企業の刑事事件は不起訴にすることができるか

2021. 11. 22

企業の刑事事件は不起訴にすることができるか

Q:企業の刑事事件は不起訴にすることができるか?

A:できる。2020年3月以来、中国は各地でコンプライアンス不起訴制度の試験導入を行ってきている。具体的には、検察庁が犯罪の疑いがあり、かつ自発的に罪、罰を認める企業に対して、企業が効果的なコンプライアンス管理体制の実施を約束することを前提に、不起訴の決定を行う制度である。最高検察庁における「企業のコンプライアンス改革の試行に関する計画」によると、現在、この制度の試行範囲は北京、遼寧、上海、江蘇、浙江、福建、山東、湖北、湖南、広東などの10省・市に拡大している。

ここで注意しなければいけないことは、企業のコンプライアンス不起訴は、その行為が犯罪の構成要件に該当しないこと、又は犯罪の情状が軽微で刑罰を処する必要がないことを意味するものではなく、企業が刑事責任を問われる罪を犯したにもかかわらず、健全なコンプライアンス管理体制を確立できれば、起訴しないとのことである。

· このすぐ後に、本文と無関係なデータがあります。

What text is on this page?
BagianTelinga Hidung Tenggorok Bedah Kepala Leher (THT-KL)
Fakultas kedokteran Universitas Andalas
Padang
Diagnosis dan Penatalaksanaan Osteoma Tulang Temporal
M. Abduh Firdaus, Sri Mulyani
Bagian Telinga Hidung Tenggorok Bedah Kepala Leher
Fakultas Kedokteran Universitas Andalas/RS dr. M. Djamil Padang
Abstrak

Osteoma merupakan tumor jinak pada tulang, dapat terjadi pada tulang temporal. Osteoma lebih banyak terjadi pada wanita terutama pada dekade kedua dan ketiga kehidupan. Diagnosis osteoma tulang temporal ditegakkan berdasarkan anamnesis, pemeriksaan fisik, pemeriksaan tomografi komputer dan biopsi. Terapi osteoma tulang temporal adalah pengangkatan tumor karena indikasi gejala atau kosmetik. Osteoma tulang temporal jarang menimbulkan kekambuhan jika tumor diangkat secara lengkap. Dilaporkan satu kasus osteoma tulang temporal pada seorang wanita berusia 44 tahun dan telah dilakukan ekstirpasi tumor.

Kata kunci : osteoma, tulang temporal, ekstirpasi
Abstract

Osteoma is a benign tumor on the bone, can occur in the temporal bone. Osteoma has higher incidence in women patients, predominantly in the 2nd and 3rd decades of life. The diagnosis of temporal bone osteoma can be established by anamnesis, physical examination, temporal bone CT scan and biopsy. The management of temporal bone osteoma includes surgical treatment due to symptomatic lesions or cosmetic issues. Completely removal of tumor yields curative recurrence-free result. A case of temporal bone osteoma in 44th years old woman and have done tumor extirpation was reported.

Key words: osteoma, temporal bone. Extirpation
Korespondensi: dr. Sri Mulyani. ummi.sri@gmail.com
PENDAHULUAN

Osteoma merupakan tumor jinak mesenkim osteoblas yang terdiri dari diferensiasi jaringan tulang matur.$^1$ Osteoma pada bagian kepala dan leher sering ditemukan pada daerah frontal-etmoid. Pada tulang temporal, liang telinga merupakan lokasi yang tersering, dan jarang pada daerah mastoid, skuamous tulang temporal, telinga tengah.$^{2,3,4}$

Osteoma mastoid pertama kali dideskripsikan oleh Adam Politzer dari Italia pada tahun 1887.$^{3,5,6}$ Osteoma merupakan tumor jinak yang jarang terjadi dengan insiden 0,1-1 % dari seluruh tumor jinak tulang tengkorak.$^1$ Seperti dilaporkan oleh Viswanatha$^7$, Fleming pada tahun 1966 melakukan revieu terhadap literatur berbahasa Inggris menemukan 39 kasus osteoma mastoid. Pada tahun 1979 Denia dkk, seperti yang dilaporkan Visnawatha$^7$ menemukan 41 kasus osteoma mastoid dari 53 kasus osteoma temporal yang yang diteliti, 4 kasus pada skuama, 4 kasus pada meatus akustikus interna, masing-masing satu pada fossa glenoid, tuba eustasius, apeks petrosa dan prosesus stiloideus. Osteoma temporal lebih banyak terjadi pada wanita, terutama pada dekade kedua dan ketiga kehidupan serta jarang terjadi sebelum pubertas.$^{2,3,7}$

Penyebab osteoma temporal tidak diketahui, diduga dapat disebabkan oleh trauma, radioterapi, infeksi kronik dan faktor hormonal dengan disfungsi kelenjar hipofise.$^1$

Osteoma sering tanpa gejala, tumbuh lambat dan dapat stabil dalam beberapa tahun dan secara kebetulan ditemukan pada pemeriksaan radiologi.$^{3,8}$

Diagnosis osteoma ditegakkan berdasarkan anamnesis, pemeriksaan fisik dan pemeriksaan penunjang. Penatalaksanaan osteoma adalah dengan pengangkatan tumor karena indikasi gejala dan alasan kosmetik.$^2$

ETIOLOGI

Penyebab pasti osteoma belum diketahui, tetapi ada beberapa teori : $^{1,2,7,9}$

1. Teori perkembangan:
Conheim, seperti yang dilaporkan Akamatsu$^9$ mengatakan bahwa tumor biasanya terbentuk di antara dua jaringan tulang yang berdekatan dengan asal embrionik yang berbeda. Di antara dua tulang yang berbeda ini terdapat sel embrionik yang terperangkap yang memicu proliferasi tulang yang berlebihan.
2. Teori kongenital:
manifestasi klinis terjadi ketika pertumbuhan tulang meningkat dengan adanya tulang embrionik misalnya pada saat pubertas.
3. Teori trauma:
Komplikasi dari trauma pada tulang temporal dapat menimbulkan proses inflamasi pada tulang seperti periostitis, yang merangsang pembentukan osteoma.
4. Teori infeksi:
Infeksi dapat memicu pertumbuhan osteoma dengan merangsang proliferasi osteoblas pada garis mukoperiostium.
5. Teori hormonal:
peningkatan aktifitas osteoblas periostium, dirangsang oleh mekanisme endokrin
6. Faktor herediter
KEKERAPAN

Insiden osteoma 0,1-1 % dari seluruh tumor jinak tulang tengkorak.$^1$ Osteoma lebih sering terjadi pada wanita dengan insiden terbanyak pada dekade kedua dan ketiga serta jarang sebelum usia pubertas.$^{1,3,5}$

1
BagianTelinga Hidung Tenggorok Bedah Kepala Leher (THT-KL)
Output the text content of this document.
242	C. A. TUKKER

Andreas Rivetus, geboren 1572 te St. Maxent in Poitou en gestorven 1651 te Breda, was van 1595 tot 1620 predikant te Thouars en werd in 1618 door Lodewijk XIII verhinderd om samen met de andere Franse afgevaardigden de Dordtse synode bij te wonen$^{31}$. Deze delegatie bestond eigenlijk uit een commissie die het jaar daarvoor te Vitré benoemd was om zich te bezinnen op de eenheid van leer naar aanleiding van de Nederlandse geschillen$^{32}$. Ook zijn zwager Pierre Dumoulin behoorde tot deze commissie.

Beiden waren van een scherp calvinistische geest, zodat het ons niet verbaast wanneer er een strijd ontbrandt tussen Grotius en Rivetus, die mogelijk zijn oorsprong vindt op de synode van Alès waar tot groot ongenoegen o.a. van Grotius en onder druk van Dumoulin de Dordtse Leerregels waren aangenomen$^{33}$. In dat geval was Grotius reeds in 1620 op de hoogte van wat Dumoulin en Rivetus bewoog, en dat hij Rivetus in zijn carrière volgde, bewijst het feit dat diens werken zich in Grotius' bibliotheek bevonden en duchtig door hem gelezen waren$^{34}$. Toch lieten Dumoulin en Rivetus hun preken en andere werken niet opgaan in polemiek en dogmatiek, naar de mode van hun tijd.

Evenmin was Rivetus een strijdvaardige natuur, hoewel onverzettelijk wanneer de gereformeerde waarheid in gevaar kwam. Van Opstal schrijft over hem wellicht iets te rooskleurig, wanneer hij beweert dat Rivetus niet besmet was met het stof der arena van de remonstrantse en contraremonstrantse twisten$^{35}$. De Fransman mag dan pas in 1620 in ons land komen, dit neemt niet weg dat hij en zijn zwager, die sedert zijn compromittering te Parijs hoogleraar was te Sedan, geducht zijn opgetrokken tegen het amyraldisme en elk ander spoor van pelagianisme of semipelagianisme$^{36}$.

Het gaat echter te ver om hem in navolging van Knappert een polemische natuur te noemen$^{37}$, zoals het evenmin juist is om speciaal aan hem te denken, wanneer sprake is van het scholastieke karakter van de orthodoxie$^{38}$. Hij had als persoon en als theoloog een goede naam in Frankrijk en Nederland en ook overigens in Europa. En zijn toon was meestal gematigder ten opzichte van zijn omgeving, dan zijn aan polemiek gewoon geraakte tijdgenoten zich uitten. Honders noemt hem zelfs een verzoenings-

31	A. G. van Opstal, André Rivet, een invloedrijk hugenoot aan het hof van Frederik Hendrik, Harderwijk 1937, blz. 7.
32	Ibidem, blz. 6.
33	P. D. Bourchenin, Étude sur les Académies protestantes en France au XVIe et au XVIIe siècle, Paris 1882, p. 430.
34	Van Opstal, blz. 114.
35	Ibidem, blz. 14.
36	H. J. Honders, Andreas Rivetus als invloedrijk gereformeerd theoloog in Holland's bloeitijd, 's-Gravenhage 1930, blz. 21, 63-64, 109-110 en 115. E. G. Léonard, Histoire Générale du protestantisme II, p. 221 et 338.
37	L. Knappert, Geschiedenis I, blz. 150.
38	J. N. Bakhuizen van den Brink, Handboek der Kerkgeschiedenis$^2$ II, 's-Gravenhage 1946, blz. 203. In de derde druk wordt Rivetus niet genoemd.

この制度は企業に対する特殊な保護措置であり、企業経営の過程において制度の欠陥による企業犯罪が発生した場合、企業にその管理体制と経営モデルに対してコンプライアンスの徹底を督促することによって、制度の裏に隠れた潜在的リスクと管理の抜け穴を取り除き、違法犯罪行為の再発の可能性を減らすと同時に、企業が長期的に有効なコンプライアンス体制を更に構築することを激励している。これは企業にとって非常に重要な意味を持っている。

しかし、現時点では、最高検察庁はまだコンプライアンス不起訴制度に関する施行細則を公布しておらず、各試験地域の検察庁も内部文書の形で具体的な措置を発表していることが多く、現在、オープンソースからコンプライアンス不起訴制度に適用できる具体的な基準は確認できない。

公開された事例から見ると、検察庁が不起訴の決定を行うには、一般的には、企業の犯罪行為の情状、企業自身の状況、企業の犯罪後の実績、例えば企業の良好な従業記録、コンプライアンス体制の整備、希少な国内事業の展開、地方経済の発展への影響、調査への積極的な協力、損失の速やかな挽回、コンプライアンス体制の是正に強い意欲と行動があるなどの要素を総合的に考慮していると思われる。

要するに、企業の刑事事件においてコンプライアンス不起訴制度を適用できるかどうかは、まだ大きな不確実性を持っており、ケースバイケースで検討する必要がある。